There’s “Hope” for Reducing the Federal Debt
By William Shughart • Thursday December 2, 2010 5:36 AM PDT •
A Fox News report broadcast on November 28 supplies means of stanching the unprecedented effusion of budgetary red ink overseen by presidents George W. Bush and Barack Obama.
In that report, talking-head Chris Wallace interviewed Jeffrey Post, curator of the gem and mineral collection at the Smithsonian Institution’s Museum of Natural History. The story focused on the very rare and stunningly blue Hope Diamond, which after a long and fascinating history of intrigue, including a legendary (or maybe not) “curse” falling on its possessor, was donated to the Smithsonian by Henry Winston in 1958.
Near the end of the video, after Mr. Post had waxed lyrical about the gem’s unparalleled size, color and clarity (and having allowed his interviewer actually to hold it in his hands), Wallace’s natural question was, “And if you wanted to sell it?”
Post responded that, “If there’s anything in the world that one could point to and say, ‘it’s priceless’, you know, take the U.S. Treasury – or, even bigger, the U.S. debt – and try to take that money and go out and buy another diamond like this one, you literally could not to it. There’s not one out there anywhere.”

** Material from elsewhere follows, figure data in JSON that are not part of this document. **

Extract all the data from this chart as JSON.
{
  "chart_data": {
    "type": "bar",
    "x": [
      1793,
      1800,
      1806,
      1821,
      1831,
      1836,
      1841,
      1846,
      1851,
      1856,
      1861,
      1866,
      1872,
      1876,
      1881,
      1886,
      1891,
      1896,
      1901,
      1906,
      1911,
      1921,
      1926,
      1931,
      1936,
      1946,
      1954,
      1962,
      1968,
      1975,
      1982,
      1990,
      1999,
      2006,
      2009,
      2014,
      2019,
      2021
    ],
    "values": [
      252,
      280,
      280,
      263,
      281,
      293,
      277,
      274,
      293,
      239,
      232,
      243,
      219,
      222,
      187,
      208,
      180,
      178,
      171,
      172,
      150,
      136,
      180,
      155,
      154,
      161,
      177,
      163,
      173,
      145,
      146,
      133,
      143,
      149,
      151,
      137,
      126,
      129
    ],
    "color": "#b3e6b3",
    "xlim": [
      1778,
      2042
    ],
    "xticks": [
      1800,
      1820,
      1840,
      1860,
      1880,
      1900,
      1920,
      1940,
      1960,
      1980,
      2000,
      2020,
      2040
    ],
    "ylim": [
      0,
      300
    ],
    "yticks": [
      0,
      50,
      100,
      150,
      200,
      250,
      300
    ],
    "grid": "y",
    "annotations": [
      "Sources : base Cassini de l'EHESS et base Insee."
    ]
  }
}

To an economist, of course, nothing – not even human life, which recent studies based on the compensation necessary for the average worker to be willing to expose him or herself to greater risks of injury or death on the job generate estimates of about $7 million – is “priceless.”
The market value of the Hope Diamond, while undoubtedly sizeable, is far from infinite. Selling it to a willing buyer or consortium of buyers, which may be Hugo Chavez or a country in the Middle East, would generate enough cash to at least make a major dent in the federal budget deficit and, perhaps, the accumulated national debt.
There is no public interest in “owning” the Hope Diamond or many other assets, such as millions of acres of federal land, thousands of government buildings, drilling rights on the outer continental shelf, and so on. Even if Mr. Winston imposed conditions on his donation to the Smithsonian, many precedents exist allowing the beneficiaries of gifts to abrogate donors’ intent, although such actions sadly are inconsistent with the law of contract.
Ever since the Smithsonian Institution acquired the Hope Diamond in 1958, the federal government rarely has run a budget surplus. Perhaps that is the modern version of the gem’s romantic curse. If so, we can transfer the curse to its new owner and, at the same time, raise funds to pay off some of the debt without saddling taxpayers with the out-of-control credit-card tab now being run by Washington’s politicians.